Anyone who knows me knows I am passionate about writing. I have only recently started putting myself out there, but my love of writing was discovered back in the year 2000. My ex and I lived in Vancouver at the time (for his career) and I was not working.

One day he said, “You should write a book. I bet you would be good at it.” I kind of laughed at the idea but it stuck with me. A couple days later I got out a pen and paper and started writing. To my surprise, I found myself with some characters and the start of a storyline. I got excited. It was a murder plot. My ex joked that it was him I killed off in the opening scene. I wrote a four hundred-page novel and I felt like I had accomplished the world.

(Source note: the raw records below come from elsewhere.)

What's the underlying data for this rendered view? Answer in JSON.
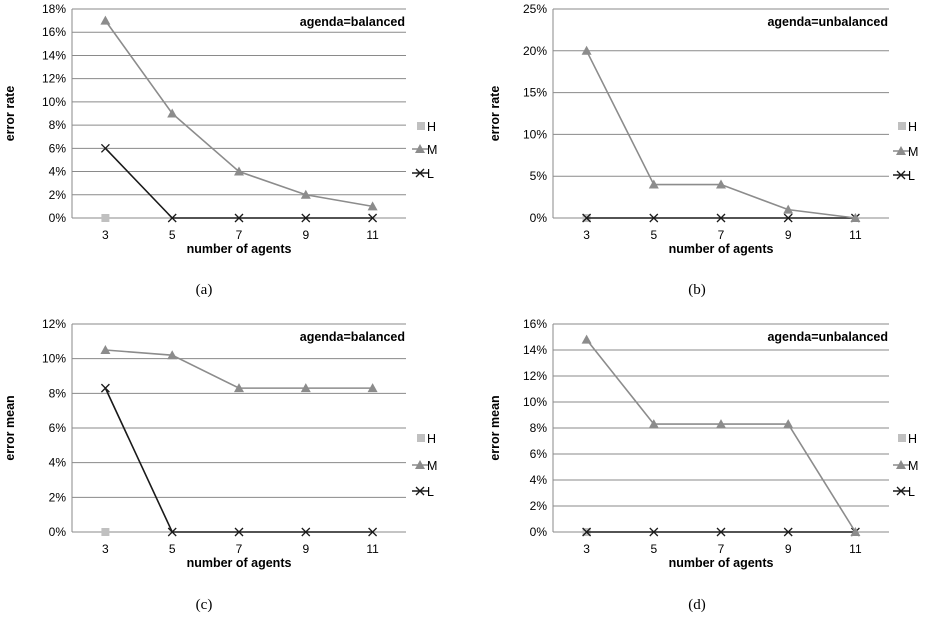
{
  "chart_data": [
    {
      "type": "line",
      "caption": "(a)",
      "annotation": "agenda=balanced",
      "xlabel": "number of agents",
      "ylabel": "error rate",
      "categories": [
        "3",
        "5",
        "7",
        "9",
        "11"
      ],
      "yticks": [
        "0%",
        "2%",
        "4%",
        "6%",
        "8%",
        "10%",
        "12%",
        "14%",
        "16%",
        "18%"
      ],
      "ylim": [
        0,
        18
      ],
      "series": [
        {
          "name": "H",
          "values": [
            0,
            0,
            0,
            0,
            0
          ],
          "color": "#c0c0c0",
          "marker": "square"
        },
        {
          "name": "M",
          "values": [
            17,
            9,
            4,
            2,
            1
          ],
          "color": "#8c8c8c",
          "marker": "triangle"
        },
        {
          "name": "L",
          "values": [
            6,
            0,
            0,
            0,
            0
          ],
          "color": "#1a1a1a",
          "marker": "cross"
        }
      ]
    },
    {
      "type": "line",
      "caption": "(b)",
      "annotation": "agenda=unbalanced",
      "xlabel": "number of agents",
      "ylabel": "error rate",
      "categories": [
        "3",
        "5",
        "7",
        "9",
        "11"
      ],
      "yticks": [
        "0%",
        "5%",
        "10%",
        "15%",
        "20%",
        "25%"
      ],
      "ylim": [
        0,
        25
      ],
      "series": [
        {
          "name": "H",
          "values": [
            0,
            0,
            0,
            0,
            0
          ],
          "color": "#c0c0c0",
          "marker": "square"
        },
        {
          "name": "M",
          "values": [
            20,
            4,
            4,
            1,
            0
          ],
          "color": "#8c8c8c",
          "marker": "triangle"
        },
        {
          "name": "L",
          "values": [
            0,
            0,
            0,
            0,
            0
          ],
          "color": "#1a1a1a",
          "marker": "cross"
        }
      ]
    },
    {
      "type": "line",
      "caption": "(c)",
      "annotation": "agenda=balanced",
      "xlabel": "number of agents",
      "ylabel": "error mean",
      "categories": [
        "3",
        "5",
        "7",
        "9",
        "11"
      ],
      "yticks": [
        "0%",
        "2%",
        "4%",
        "6%",
        "8%",
        "10%",
        "12%"
      ],
      "ylim": [
        0,
        12
      ],
      "series": [
        {
          "name": "H",
          "values": [
            0,
            0,
            0,
            0,
            0
          ],
          "color": "#c0c0c0",
          "marker": "square"
        },
        {
          "name": "M",
          "values": [
            10.5,
            10.2,
            8.3,
            8.3,
            8.3
          ],
          "color": "#8c8c8c",
          "marker": "triangle"
        },
        {
          "name": "L",
          "values": [
            8.3,
            0,
            0,
            0,
            0
          ],
          "color": "#1a1a1a",
          "marker": "cross"
        }
      ]
    },
    {
      "type": "line",
      "caption": "(d)",
      "annotation": "agenda=unbalanced",
      "xlabel": "number of agents",
      "ylabel": "error mean",
      "categories": [
        "3",
        "5",
        "7",
        "9",
        "11"
      ],
      "yticks": [
        "0%",
        "2%",
        "4%",
        "6%",
        "8%",
        "10%",
        "12%",
        "14%",
        "16%"
      ],
      "ylim": [
        0,
        16
      ],
      "series": [
        {
          "name": "H",
          "values": [
            0,
            0,
            0,
            0,
            0
          ],
          "color": "#c0c0c0",
          "marker": "square"
        },
        {
          "name": "M",
          "values": [
            14.8,
            8.3,
            8.3,
            8.3,
            0
          ],
          "color": "#8c8c8c",
          "marker": "triangle"
        },
        {
          "name": "L",
          "values": [
            0,
            0,
            0,
            0,
            0
          ],
          "color": "#1a1a1a",
          "marker": "cross"
        }
      ]
    }
  ]
}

When we moved back to Ontario in 2002, it was obvious that I had officially found love in writing, so my ex suggested that I take a night course to polish my skills.  What the class taught me was that I had no antagonist, no protagonist, and no story arcs. In other words, it taught me how to format chapters of a novel. It also helped me to develop a critique group who constructively edited my writing.

I scrapped the story I wrote in Vancouver, but I was undeterred.  I was looking forward to applying what I had learned to my craft. I came up with new stories. My poor husband was forced to sit through hours and hours of me talking on and on and on about the research I was doing for my stories.

My ex has always been an entrepreneur at heart. He always pushed through the obstacles and past his comfort zone to do whatever necessary to be successful while I always held on to what I perceived to be a healthy dose of fear (for the both of us). Hence the reason he is out there being successful pursuing his dream and I am only now stepping up to the plate.  

The divorce threw my writing into disarray for two years as I got my life back in order, but I am fortunate to have found another man who encourages my writing, going so far as to read and critique it (something my ex, although supportive, never did). And I have managed to come back stronger.

You have to be passionate about what you are doing. And you have to believe in yourself. You need to believe that you deserve the successes you dream of. If you live in fear, if you live with self-doubt, you will never believe that you are good enough, and if you don’t believe you’re good enough, why would anybody else think you are?

I know my writing is good. I have no doubt I will find success, and for that reason, I cannot let a not-so-little thing like getting an American Tax Exemption number get in the way of putting myself out there.

My ex will always be the first person who ever believed in my writing. Heck, he believed in it before I did. He was the one telling the world I was a writer way before I was ever ready to tell even my closest family. There is no rewriting history. And that is why my upcoming novel ‘6 Divorces’ (still in early first draft re-writes) is already (cryptically) dedicated to him.